El helicóptero llegó a la orilla y pasó aullando por encima de su cabeza. El viento generado por las hélices lanzó una nube de arena a los ojos y a la boca de Salois.
—¿Nos ha ignorado? —se extrañó Grace.
—No —le aclaró Denny—. Va a dar media vuelta para tener un blanco mejor.
Sondeo. Arrastre. Sondeo. Arrastre. Las minas parecían más numerosas a medida que avanzaban. Su propósito era matar a los hombres que escapaban de la selva más que a los que emergían del mar.
El Valkiria completó su giro volando bajo, con las ametralladoras perfectamente alineadas hacia ellos.
Grace se puso en pie y corrió. Salois intentó detenerlo cuando pasó junto a él salpicando arena. Pensó que siempre estaban corriendo, huyendo de los alemanes. La sombra protectora de la selva llamaba a Grace.
Un géiser escarlata. Y un segundo después, la onda expansiva de los explosivos al estallar.
Salois intentó protegerse la cara de los escombros y gritó cuando algo impactó contra su antebrazo.
El Valkiria abrió fuego. Las balas azotaron el mar y fueron acercándose progresivamente a la arena. Denny gateó incontrolablemente.
—¡Camina! —gritó Salois, poniéndose en pie y siguiendo las huellas de Grace. Daba cada zancada tan amplia y controlada como le era posible, como si estuvieran tomando medidas a pasos.
El suelo reverberó cuando las ametralladoras del helicóptero descargaron sus balas contra él. Salois siguió concentrado en lo que tenía frente a él. Ya podía distinguir vides y el dibujo de las cortezas. Otra explosión y otro grito. La sangre y la arena le azotaron su nuca.
Otra zancada. Un paso más y se encontró bajo las ramas.

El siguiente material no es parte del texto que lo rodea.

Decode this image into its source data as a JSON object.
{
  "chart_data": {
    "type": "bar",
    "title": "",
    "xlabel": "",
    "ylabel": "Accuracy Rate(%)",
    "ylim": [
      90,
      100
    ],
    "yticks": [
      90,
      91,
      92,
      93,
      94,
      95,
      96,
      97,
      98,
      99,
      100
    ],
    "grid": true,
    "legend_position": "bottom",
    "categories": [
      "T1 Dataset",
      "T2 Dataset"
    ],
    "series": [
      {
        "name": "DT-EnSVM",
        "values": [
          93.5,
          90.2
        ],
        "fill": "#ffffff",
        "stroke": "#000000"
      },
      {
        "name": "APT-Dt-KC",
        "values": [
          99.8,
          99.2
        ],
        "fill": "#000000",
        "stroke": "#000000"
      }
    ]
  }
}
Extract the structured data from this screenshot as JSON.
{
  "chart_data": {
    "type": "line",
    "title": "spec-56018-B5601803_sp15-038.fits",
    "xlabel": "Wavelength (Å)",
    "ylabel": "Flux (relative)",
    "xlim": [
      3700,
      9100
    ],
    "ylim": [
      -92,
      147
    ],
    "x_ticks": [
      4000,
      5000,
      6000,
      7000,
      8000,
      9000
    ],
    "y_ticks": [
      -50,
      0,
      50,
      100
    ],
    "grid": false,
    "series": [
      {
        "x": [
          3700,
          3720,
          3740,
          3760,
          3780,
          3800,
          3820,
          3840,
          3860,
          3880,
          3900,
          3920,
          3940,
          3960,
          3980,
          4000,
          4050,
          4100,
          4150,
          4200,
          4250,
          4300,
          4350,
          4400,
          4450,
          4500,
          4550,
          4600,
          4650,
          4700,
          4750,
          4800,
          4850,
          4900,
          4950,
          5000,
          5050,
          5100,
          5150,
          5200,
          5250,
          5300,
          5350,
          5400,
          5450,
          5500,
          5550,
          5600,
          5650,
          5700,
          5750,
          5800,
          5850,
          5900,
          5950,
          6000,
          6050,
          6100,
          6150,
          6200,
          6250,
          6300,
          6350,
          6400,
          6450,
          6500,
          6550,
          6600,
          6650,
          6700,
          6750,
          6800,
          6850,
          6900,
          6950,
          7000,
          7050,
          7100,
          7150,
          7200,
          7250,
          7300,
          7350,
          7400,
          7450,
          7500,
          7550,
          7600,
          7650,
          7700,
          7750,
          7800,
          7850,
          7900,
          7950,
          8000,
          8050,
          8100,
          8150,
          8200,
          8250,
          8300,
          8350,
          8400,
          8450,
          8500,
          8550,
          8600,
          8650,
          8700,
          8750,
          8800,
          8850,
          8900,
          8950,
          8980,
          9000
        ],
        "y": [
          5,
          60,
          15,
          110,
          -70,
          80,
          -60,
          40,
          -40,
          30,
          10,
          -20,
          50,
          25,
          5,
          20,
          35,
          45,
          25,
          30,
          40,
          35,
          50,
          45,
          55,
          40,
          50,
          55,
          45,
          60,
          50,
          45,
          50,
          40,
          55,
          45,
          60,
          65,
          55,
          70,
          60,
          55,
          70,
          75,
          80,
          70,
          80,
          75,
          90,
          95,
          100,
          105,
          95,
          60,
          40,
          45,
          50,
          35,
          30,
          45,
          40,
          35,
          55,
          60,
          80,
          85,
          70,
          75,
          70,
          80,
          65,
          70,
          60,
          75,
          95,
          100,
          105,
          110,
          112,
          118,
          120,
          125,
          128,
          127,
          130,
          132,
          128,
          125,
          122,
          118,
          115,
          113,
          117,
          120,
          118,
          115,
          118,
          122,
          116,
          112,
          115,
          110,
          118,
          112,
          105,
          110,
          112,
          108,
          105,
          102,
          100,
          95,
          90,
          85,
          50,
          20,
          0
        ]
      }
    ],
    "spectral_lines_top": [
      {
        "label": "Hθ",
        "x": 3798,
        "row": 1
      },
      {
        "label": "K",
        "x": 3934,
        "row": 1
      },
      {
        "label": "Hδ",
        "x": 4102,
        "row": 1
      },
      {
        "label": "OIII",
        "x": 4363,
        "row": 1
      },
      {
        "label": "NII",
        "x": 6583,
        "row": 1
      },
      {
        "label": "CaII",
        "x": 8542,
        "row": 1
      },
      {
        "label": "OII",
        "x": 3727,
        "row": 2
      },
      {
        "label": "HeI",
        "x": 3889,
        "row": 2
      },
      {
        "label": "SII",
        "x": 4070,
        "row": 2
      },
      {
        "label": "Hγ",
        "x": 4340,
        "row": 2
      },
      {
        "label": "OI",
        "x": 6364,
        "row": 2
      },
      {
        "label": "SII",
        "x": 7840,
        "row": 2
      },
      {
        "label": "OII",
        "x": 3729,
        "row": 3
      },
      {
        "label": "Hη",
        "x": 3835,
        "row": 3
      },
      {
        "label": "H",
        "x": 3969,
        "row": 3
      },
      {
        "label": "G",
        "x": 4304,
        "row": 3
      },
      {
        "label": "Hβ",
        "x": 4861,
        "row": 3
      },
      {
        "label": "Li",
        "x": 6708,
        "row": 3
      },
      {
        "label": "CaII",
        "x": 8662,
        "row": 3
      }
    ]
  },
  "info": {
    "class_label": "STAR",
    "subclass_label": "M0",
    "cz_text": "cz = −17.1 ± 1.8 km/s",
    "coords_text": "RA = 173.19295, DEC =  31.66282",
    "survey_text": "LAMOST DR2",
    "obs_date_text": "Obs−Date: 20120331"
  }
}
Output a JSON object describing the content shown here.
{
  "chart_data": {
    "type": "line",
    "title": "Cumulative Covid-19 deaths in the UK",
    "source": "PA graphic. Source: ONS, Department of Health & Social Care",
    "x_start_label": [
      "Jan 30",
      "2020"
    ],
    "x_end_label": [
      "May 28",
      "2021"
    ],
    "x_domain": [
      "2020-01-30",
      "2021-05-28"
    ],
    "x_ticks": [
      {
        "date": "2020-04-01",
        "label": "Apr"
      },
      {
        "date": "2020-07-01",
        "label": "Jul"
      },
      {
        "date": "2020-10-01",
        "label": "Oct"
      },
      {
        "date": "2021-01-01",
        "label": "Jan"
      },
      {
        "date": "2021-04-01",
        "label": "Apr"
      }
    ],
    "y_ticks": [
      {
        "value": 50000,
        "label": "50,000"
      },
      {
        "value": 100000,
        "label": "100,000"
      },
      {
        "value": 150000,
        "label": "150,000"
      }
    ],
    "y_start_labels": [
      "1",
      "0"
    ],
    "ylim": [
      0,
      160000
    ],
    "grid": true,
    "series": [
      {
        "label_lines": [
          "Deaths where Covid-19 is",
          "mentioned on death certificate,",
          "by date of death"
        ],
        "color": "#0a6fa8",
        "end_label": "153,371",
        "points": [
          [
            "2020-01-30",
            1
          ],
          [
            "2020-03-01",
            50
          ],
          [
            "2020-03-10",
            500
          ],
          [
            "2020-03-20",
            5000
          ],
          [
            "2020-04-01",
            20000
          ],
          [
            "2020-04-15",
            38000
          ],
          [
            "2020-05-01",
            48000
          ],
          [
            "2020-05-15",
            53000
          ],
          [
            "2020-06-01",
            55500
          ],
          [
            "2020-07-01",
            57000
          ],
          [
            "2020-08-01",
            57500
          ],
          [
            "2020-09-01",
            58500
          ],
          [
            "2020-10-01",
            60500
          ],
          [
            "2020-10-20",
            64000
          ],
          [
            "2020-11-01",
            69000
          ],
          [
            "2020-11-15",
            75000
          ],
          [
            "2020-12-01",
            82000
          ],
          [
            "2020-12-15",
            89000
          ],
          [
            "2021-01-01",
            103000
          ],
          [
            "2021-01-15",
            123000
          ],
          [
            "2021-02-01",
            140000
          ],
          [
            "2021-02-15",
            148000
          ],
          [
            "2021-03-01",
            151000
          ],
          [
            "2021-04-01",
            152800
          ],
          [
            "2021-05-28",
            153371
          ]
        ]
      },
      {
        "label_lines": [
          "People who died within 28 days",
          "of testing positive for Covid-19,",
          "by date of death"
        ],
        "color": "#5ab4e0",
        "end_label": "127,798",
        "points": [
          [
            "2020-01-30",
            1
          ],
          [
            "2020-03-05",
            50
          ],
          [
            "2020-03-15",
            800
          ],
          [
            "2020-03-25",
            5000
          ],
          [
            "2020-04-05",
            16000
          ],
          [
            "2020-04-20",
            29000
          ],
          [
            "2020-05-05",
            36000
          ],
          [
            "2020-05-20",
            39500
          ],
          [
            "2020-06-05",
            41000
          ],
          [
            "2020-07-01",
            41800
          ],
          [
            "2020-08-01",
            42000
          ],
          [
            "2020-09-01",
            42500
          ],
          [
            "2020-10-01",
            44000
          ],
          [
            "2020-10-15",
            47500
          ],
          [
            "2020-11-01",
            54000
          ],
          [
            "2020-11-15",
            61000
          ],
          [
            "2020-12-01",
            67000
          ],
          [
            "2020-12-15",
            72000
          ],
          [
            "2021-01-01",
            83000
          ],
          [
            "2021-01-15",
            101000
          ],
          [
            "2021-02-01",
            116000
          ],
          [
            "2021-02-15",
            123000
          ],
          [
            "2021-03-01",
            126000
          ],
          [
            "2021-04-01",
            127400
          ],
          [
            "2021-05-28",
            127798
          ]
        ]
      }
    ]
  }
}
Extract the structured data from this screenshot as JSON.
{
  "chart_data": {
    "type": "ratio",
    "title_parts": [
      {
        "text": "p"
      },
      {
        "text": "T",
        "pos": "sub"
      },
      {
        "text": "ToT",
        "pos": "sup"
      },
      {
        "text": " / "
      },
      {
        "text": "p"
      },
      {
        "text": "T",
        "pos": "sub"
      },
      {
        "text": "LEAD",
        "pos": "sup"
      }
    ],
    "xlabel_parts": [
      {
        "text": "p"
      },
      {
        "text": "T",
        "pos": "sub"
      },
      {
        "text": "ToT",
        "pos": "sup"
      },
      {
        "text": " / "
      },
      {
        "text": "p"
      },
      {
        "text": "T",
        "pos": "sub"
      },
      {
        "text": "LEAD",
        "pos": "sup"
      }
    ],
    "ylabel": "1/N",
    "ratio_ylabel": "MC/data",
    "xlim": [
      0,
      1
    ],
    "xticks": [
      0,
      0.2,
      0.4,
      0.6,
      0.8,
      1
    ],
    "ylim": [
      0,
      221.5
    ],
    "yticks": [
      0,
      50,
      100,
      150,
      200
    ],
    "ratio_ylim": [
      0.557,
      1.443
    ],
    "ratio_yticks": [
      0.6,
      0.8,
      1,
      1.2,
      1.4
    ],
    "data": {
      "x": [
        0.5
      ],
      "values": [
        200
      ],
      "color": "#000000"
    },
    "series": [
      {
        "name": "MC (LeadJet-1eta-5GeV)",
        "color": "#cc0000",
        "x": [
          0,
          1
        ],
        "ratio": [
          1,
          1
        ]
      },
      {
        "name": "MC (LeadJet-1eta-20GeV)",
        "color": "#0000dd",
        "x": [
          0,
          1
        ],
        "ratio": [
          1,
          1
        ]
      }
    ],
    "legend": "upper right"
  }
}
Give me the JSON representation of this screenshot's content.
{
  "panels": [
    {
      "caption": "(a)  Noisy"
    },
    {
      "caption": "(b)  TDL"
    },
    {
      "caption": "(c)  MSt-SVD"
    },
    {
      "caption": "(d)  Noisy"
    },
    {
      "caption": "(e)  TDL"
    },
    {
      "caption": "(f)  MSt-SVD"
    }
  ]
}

El Valkiria frenó y quedó flotando sobre el follaje, con las aspas del rotor azotando los árboles. En torno a Salois revolotearon hojas y aves de brillantes colores, manchas de blanco, amatista y esmeralda. Corrió siguiendo los senderos que se abrían en la selva y se cruzaban al azar, tropezó con las raíces y se golpeó con las ramas en la cabeza. Siguió corriendo hasta que la selva lo oscureció todo a su alrededor y ya no pudo oír el tableteo de las ametralladoras. Solo entonces paró.
El caftán de Salois estaba empapado, aunque no sabía si de sudor o de sangre. Le palpitaba el antebrazo hasta el hombro y se subió la manga para examinarlo. Clavado en la carne tenía un molar completo, con la raíz y todo, y una pepita de mercurio en el centro. Grace y sus bolitas de anís. Al arrancárselo hizo un ruido de succión. Se sintió invadido por una culpabilidad que le era familiar, el castigo de estar solo, y volvió a oír la risa del pescador que lo encontró en Mozambique. A morte nao o quer mesmo levar.
Aquel anciano le salvó la vida. Lo alimentó con caldo especiado y le ofreció refugio hasta que Salois se sintió con fuerzas para reemprender su misión en Inhambane. Allí, uno de los jesuitas hablaba portugués y le preguntó qué significaban aquellas palabras. El misionero le guiñó un ojo.
«La muerte no te quiere».
Salois hizo rodar el diente entre los dedos como si fuera una joya. Después se internó en la espesura.